The Safety of Cold Laser Therapy

When individuals are offered the option to allow their doctor to utilize cold laser therapy in their treatment, one of the main concerns expressed by patients centers around the safety of the device. The two main issues are the possibility of eye damage and concerns about possible burns resulting from the heat produced by the laser.

Vision Safety

Since lasers produce a high intensity light, your medical provider should advise you that you should not look directly at the laser emitter. Some medical offices will provide the option of wearing safety goggles in order to prevent possible eye injury. (8)

Heat Production

Lasers that are used during actual surgery are used in order to cut, burn and/or vaporize tissue during the surgical procedure. The lasers used in this type of situation are often referred to as hot lasers. This is a different type of laser than the cold laser. In cold laser procedures, the rays of the laser will penetrate the skin but will not burn it. In other words, unlike surgical lasers, the cold laser does not heat up the skin tissues upon which it is focused. Some patients do feel a slight warming in the area being treated, as the increased blood circulation that results may create a mild sensation of warmth.

Other Safety Concerns

Cold lasers should not be used in the general region of the heart in patients who have pacemakers in place; anyone with a pacemaker who is offered the option of cold laser therapy needs to discuss this with their cardiac professional in order to obtain appropriate guidance.

Women who are pregnant should discuss the use of cold lasers with their physician for current recommendations.

There are other guidelines and recommendations for physicians to consider when they are determining whether or not cold laser therapy is appropriate for a particular patient. The treating physician should have the patient’s medical history in mind when deciding if cold laser therapy is appropriate for the individual.

Super Pulsed Cold Lasers (see Multi Radiance Medical)

In addition to the typical low level cold laser, there is a class of LLLTs called super pulsed cold lasers. This type of cold laser emits controlled pulses of light at a high power for a short length of time. The series of controlled pulses is able to better penetrate the skin without burning the body’s tissue.

The benefits of super pulsed cold lasers include:

  • Better penetration. This type of laser achieves enhanced penetration of the skin.
  • Quicker Action. This type of laser is able to act faster than the traditional cold laser.
  • No Heat Sensation. This type of laser uses a series of pulses that are so short in duration that they do not cause any sensation of heat.

What Is The Typical Cold Laser Therapy Regimen?

Keeping in mind that each individual treatment plan will vary greatly, the typical cold laser therapy treatment takes place over a course of weeks. On average, it can take 8 to 30 treatment sessions for maximum effect to be achieved. In some instances, a patient may expect to have 2-4 treatments per week.

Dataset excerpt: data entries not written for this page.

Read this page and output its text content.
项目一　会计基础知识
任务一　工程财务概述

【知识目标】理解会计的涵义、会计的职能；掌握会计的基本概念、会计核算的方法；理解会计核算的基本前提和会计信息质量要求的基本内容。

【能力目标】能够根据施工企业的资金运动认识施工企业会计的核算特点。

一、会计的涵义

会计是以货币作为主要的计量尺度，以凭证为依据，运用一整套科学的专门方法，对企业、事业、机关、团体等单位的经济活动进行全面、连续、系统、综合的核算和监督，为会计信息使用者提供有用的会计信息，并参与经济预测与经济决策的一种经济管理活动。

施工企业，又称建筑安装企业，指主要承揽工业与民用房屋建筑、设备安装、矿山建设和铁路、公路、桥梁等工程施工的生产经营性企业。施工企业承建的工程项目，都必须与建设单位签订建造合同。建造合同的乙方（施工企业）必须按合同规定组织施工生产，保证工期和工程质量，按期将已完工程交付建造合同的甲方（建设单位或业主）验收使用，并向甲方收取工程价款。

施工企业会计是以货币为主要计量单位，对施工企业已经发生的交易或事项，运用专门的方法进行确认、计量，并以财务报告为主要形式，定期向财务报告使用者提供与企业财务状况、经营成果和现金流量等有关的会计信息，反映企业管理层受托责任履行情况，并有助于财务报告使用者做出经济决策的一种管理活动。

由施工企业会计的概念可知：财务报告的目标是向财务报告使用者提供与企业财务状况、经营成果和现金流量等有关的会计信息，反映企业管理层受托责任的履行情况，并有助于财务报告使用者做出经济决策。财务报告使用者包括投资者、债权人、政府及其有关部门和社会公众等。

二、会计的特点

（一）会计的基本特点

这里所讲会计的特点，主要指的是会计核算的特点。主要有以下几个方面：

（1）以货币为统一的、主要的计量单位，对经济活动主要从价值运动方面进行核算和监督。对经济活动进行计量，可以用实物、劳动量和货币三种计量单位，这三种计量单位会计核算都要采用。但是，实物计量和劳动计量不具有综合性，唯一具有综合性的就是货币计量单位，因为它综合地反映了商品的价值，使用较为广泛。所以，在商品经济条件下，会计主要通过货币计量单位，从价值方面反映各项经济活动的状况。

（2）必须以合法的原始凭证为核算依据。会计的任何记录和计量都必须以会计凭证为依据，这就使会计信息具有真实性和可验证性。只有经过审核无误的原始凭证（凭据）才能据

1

It is up to your medical professional to determine the frequency of sessions and the length of the overall treatment, which depends upon the type and severity of medical condition under treatment. (9)


If you are considering cold laser therapy, your physician has determined that this therapy should provide beneficial treatment of your particular physical ailment. Make sure that your medical provider is aware of your medical history, and do not be reluctant to ask questions. The use of cold laser therapy is becoming more and more common each day, thanks to its low risk profile and the wide variety of medical ailments that benefit from its use. If your physician or clinician is recommending it for your particular ailment, cold laser therapy may just be the answer to what ails you.